I am trying to imagine what a conversation might be like between Claudia Rankine and Marilynne Robinson. Two brilliant women, successful writers, deep thinkers. What would they talk about? I guess I could just go find out. So could you: They will be in conversation at 7:30 p.m. Oct. 19 at the University of Minnesota’s Ted Mann Concert Hall.

Their appearance is part of an impressive lineup of writers coming to the U this fall.

Another impressive lineup will be at Minnesota State University, Mankato, as part of the continuing and successful Good Thunder Reading Series, now in its 35th year.

At the U

The series begins Sept. 28, when Nami Mun will read at 7 p.m. at the Weisman Art Museum. Mun has received a Whiting Award, a Pushcart Prize and the Hopwood Award. Her first novel, “Miles From Nowhere,” is about a Korean immigrant named Joon who becomes homeless in the Bronx.

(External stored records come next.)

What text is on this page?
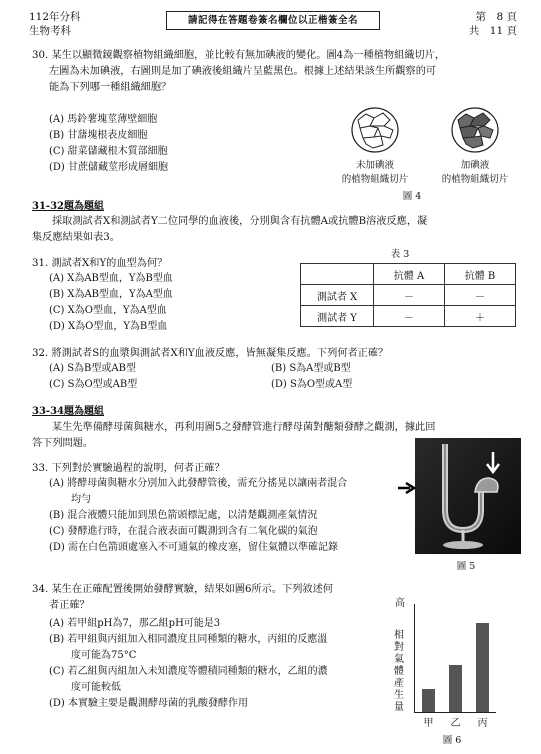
112年分科
生物考科
請記得在答題卷簽名欄位以正楷簽全名	第　8 頁
共　11 頁
30. 某生以顯微鏡觀察植物組織細胞，並比較有無加碘液的變化。圖4為一種植物組織切片，
左圖為未加碘液，右圖則是加了碘液後組織片呈藍黑色。根據上述結果該生所觀察的可
能為下列哪一種組織細胞？
(A) 馬鈴薯塊莖薄壁細胞
(B) 甘藷塊根表皮細胞
(C) 甜菜儲藏根木質部細胞
(D) 甘蔗儲藏莖形成層細胞	未加碘液
的植物組織切片
加碘液
的植物組織切片
圖 4
31-32題為題組
採取測試者X和測試者Y二位同學的血液後，分別與含有抗體A或抗體B溶液反應，凝
集反應結果如表3。
31. 測試者X和Y的血型為何？
(A) X為AB型血，Y為B型血
(B) X為AB型血，Y為A型血
(C) X為O型血，Y為A型血
(D) X為O型血，Y為B型血
表 3
	抗體 A	抗體 B
測試者 X	－	－
測試者 Y	－	＋
32. 將測試者S的血漿與測試者X和Y血液反應，皆無凝集反應。下列何者正確？
(A) S為B型或AB型
(C) S為O型或AB型
(B) S為A型或B型
(D) S為O型或A型
33-34題為題組
某生先準備酵母菌與糖水，再利用圖5之發酵管進行酵母菌對醣類發酵之觀測，據此回
答下列問題。
33. 下列對於實驗過程的說明，何者正確？
(A) 將酵母菌與糖水分別加入此發酵管後，需充分搖晃以讓兩者混合
均勻
(B) 混合液體只能加到黑色箭頭標記處，以清楚觀測產氣情況
(C) 發酵進行時，在混合液表面可觀測到含有二氧化碳的氣泡
(D) 需在白色箭頭處塞入不可通氣的橡皮塞，留住氣體以準確記錄
圖 5
34. 某生在正確配置後開始發酵實驗，結果如圖6所示。下列敘述何
者正確？
(A) 若甲組pH為7，那乙組pH可能是3
(B) 若甲組與丙組加入相同濃度且同種類的糖水，丙組的反應溫
度可能為75°C
(C) 若乙組與丙組加入未知濃度等體積同種類的糖水，乙組的濃
度可能較低
(D) 本實驗主要是觀測酵母菌的乳酸發酵作用
高
相對氣體產生量
甲	乙	丙
圖 6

Next up is Simone Muench at 7 p.m. Oct. 5, also at the Weisman. Muench is a poet, the author of five collections, including “The Air Lost in Breathing,” which won the Marianne Moore Prize for Poetry, and “Lampblack & Ash,” winner of the Kathryn A. Morton Prize for Poetry.

Rankine and Robinson will be in conversation on Oct. 19. Rankine is the author of “Citizen: An American Lyric,” published by Graywolf Press and the first book to be named a National Book Critics Circle Award finalist in two categories (poetry and criticism). (It won in poetry.) Robinson is the author of four novels and has won a Pulitzer Prize, the Orange Prize and two NBCC awards.

The final writer is Mark Slouka, who will read at the Weisman at 7 p.m. on Nov. 9. Slouka writes fiction and nonfiction. His memoir, “Nobody’s Son,” will be published in October; it follows the lives of his parents, who escaped the Nazis and communism in Czechoslovakia.

All events are free and open to the public. For more information, follow the U’s English Department at facebook.com/UMNEng.

At Mankato

The Good Thunder Reading Series began last week with novelist Diana Spechler and will continue nearly monthly through April (with a break for deep winter, when hardly anyone wants to go anywhere).

Julie Otsuka, author of “The Buddha in the Attic,” will be on the Mankato campus Oct. 19-20 for the annual Nadine B. Andreas Visiting Writer Residency in partnership with the university’s Common Read Program.

On Nov. 10-11 writers Brian Turner and Dunya Mikhail will be on campus. Turner, a poet and memoirist, won the 2005 Beatrice Hawley Award for “Here, Bullet,” a collection of poems about the Iraq war. He also wrote the memoir “My Life as a Foreign Country.” Poet Mikhail has published collections in English, Italian and Arabic.

They will speak with Dakota writer Gwen Westerman on the topic of “Making Meaning Out of War.”

Korean poet Jennifer Kwon Dobbs (winner of the White Pine Press Poetry Award) will read on Feb. 2.

Chris Bachelder, author of “The Throwback Special,” will be on campus March 14-17 for a visiting residency.

And poet and playwright Nick Flynn will visit April 6-7. Flynn is the author of “Another B------- Night in Suck City,” and three collections of poetry.

All of these events are free and open to the public. What are you waiting for? Mark your calendar. Reserve your Uber. Go bone up on their work at a local bookstore.